Since it was established in 1984, GMI has published more than one hundred books, reports, roundtable discussions, and other documents on the science of climate change and its policy implications. Among these are assessments of the validity of some scientific measurements of global warming; policy implications of climate change, including arguments against the cap-and-trade policy supported by some members of Congress; and critiques of the reports of the Intergovernmental Panel on Climate Change (IPCC). Its emphasis on science and the limits of knowledge led GMI to cosponsor the Petition Project, through which more than thirty thousand scientists signed a petition urging the United States government to reject the Kyoto Protocol on global warming. While the United States signed but did not ratify the Kyoto Protocol, it joined the Paris Agreement in 2016, which superceded the Kyoto Protocol.

GMI reports have been instrumental in pointing out the scientific and statistical difficulties with the hockey stick model of global temperatures used in the third IPCC report.
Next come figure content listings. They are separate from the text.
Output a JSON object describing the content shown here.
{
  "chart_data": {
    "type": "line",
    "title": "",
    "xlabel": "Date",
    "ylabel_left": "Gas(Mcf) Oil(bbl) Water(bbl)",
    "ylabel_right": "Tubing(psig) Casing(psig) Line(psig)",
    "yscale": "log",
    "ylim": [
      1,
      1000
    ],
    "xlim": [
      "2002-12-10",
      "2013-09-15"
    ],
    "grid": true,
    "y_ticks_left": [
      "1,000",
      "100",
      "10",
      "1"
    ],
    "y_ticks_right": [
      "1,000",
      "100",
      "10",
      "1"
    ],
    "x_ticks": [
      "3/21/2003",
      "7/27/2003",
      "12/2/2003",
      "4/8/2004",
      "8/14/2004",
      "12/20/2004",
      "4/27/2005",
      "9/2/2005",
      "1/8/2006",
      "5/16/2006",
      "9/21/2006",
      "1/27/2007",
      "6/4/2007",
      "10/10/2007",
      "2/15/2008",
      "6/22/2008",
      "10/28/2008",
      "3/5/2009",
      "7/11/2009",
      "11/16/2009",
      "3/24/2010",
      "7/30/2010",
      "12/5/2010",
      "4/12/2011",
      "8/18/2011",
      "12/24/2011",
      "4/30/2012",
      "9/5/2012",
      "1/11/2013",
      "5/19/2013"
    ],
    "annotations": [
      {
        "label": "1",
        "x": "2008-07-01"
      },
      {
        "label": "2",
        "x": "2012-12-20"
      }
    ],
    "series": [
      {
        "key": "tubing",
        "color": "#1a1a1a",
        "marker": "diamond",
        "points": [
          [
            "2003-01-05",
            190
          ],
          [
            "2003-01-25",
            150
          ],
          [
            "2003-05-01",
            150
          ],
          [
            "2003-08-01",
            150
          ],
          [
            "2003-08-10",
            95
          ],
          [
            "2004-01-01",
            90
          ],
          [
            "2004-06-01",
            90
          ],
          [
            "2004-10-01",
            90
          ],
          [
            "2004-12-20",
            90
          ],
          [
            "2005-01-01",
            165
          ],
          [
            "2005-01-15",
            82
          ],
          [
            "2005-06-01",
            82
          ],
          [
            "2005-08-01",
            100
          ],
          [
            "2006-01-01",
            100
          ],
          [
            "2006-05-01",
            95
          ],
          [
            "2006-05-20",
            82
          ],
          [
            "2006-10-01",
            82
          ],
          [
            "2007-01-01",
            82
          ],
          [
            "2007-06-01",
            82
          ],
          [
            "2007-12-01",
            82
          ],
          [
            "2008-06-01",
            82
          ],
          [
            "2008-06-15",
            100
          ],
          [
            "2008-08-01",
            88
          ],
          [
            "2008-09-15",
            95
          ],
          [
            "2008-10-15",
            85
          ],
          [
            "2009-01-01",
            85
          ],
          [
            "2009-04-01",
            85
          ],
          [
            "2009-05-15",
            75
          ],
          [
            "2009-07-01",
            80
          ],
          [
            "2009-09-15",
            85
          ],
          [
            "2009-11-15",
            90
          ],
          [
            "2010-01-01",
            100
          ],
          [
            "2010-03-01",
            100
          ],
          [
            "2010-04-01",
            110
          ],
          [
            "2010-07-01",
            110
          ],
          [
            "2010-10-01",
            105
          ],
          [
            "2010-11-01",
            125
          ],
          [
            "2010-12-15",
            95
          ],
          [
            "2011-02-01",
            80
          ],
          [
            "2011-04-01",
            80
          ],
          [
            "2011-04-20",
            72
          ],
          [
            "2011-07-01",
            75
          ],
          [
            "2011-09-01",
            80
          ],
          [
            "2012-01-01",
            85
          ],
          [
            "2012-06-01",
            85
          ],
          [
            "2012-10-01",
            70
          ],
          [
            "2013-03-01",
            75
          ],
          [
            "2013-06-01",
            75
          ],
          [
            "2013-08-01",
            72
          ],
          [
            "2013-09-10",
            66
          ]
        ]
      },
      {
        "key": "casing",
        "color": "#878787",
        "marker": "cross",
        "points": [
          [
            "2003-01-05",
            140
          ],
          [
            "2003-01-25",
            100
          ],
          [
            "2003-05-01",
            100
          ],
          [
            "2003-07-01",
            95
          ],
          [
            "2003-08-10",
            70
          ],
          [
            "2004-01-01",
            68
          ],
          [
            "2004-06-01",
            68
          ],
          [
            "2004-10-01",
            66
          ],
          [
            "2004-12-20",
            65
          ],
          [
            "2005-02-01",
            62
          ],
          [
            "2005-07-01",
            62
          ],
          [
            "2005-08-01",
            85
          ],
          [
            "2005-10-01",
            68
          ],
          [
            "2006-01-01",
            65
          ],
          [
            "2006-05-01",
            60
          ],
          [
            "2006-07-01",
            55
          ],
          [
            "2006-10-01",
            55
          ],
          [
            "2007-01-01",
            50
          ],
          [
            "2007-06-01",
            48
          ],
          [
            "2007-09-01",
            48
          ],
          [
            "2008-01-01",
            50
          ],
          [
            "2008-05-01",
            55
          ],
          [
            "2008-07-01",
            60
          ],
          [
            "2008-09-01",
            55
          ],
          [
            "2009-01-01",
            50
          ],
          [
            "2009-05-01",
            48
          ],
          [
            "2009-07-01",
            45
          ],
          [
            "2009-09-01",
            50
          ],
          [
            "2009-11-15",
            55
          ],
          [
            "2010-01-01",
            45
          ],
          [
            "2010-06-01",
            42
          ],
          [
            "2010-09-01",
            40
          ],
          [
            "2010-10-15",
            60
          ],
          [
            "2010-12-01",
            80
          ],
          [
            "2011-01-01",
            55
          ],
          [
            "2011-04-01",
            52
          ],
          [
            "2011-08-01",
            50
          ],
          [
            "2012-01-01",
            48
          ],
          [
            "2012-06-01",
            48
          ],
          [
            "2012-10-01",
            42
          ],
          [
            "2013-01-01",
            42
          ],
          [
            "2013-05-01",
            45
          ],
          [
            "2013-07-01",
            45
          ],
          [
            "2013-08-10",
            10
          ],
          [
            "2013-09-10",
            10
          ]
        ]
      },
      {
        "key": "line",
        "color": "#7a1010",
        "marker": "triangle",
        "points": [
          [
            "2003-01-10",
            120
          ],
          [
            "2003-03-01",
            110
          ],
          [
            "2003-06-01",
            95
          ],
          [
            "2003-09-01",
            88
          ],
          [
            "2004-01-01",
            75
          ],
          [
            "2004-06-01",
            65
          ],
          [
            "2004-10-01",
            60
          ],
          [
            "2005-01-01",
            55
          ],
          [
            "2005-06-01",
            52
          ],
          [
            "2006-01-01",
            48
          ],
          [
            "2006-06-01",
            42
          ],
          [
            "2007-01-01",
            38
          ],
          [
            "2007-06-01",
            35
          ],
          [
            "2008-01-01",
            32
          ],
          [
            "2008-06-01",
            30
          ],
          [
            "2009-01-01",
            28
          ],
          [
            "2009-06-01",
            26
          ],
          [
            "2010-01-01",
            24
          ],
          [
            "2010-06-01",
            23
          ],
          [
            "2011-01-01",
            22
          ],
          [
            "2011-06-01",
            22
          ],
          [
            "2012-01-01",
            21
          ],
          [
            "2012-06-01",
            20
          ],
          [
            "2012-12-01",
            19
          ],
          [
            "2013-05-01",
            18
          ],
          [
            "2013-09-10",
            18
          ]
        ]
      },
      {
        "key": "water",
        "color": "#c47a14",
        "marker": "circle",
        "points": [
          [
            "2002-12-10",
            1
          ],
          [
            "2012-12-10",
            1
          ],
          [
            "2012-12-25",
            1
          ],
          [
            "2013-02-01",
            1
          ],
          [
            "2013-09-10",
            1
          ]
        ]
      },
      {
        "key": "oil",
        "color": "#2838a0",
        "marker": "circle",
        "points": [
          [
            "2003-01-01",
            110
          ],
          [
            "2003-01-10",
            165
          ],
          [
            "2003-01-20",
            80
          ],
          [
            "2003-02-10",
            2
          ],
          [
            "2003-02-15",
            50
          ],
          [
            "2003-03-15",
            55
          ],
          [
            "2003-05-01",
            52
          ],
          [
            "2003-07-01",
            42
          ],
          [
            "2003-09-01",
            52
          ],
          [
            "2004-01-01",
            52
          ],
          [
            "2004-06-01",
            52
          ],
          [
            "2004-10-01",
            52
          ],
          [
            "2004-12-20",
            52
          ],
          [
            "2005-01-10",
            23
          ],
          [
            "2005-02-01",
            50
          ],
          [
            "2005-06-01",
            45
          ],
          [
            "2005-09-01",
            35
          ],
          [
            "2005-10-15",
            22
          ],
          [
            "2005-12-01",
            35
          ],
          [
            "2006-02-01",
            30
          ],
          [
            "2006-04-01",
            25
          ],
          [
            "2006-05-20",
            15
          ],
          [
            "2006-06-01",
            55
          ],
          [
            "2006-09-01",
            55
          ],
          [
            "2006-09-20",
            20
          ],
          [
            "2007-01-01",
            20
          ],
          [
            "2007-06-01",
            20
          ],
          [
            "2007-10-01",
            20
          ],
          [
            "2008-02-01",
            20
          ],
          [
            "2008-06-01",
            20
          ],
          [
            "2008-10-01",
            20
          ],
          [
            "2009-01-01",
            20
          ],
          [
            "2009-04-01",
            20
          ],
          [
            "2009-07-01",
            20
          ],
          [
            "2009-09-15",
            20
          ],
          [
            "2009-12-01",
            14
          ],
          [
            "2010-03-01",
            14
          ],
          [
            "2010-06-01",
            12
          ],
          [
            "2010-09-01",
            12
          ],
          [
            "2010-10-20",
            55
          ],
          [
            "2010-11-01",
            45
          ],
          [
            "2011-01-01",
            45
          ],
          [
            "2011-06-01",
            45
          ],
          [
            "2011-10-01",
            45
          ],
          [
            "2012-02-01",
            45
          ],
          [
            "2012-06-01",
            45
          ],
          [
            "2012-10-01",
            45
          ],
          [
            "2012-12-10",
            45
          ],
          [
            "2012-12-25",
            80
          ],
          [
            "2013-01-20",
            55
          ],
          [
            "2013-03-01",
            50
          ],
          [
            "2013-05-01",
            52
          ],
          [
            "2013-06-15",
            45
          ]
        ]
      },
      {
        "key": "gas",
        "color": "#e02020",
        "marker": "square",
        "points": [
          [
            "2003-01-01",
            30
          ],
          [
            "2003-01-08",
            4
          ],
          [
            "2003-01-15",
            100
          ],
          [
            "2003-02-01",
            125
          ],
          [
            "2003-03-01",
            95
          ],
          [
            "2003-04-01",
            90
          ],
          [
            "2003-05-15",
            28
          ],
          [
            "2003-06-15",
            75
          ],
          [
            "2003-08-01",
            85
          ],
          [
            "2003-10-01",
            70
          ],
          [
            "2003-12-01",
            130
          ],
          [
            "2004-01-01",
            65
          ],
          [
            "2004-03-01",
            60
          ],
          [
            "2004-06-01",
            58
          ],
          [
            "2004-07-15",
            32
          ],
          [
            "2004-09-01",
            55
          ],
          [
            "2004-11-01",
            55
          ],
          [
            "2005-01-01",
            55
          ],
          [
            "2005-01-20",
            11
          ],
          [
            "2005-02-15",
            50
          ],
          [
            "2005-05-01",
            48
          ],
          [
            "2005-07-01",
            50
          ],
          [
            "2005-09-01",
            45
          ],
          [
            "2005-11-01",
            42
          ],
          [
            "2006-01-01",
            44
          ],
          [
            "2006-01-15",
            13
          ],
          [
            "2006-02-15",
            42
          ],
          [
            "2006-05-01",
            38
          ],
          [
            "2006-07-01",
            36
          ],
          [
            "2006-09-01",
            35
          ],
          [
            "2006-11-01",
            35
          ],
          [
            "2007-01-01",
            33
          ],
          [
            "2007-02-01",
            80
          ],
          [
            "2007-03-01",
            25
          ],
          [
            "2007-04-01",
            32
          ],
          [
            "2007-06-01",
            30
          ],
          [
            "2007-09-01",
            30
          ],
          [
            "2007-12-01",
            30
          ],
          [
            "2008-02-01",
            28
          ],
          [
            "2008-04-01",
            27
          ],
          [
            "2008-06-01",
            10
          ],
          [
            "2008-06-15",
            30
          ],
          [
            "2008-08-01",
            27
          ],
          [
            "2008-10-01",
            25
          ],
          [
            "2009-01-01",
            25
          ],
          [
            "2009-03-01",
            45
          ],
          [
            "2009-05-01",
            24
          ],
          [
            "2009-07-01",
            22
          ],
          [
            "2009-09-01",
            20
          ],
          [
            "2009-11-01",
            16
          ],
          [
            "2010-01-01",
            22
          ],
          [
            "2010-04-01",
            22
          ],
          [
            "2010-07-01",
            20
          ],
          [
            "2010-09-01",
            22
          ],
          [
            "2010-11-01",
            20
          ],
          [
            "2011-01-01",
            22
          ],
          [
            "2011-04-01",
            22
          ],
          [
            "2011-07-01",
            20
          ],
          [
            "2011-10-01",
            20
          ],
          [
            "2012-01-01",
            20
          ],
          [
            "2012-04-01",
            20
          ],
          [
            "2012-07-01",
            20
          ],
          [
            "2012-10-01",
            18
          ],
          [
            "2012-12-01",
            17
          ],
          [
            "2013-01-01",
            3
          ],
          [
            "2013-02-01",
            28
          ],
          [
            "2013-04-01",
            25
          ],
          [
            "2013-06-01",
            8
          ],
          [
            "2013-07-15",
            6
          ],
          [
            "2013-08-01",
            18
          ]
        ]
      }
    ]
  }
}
The model indicates that the global temperatures have risen in the shape of a hockey stick since the middle of the twentieth century and are expected to continue this rapid rise. A reevaluation by GMI shows that there are serious questions about both the data and the statistics used in this model.

The cap-and-trade policy would allow Congress to set an overall cap on greenhouse gases and allow industries to auction their allotments among themselves to meet the cap. The Marshall Institute has argued against this policy, because it would distort the economy by letting Congress arbitrarily set emission values for industries, and it could be susceptible to fraud.

Because many of these reports point out difficulties and uncertainties in the science and the policies advocated by other groups, GMI has been called a denier of global warming. GMI argues that before making catastrophic and possibly irreversible policy changes, the relevant science should be improved and its uncertainties reduced. It points out that there is no consensus among scientists about either the data or the models of global warming. There could be great danger to the economy and well-being of the world posed by setting controversial policies while the uncertainties remain high.

Bibliography

"About Marshall." George C. Marshall European Center for Security Studies, 2022, www.marshallcenter.org/en/about/about-marshall-center. Accessed 20 Dec. 2024.

Ball, Timothy. The Science Isn’t Settled: The Limitations of Global Climate Models. Washington, D.C.: George C. Marshall Institute, 2007.

George C. Marshall Institute. Climate Issues and Questions. 3d ed. Washington, D.C.: Author, 2008.

Gough, Michael. Politicizing Science: The Alchemy of Policymaking. Palo Alto, Calif.: Hoover Institution Press, 2003.

Michaels, Patrick J., ed. Shattered Consensus: The True State of Global Warming. Lanham, Md.: Rowman & Littlefield, 2006.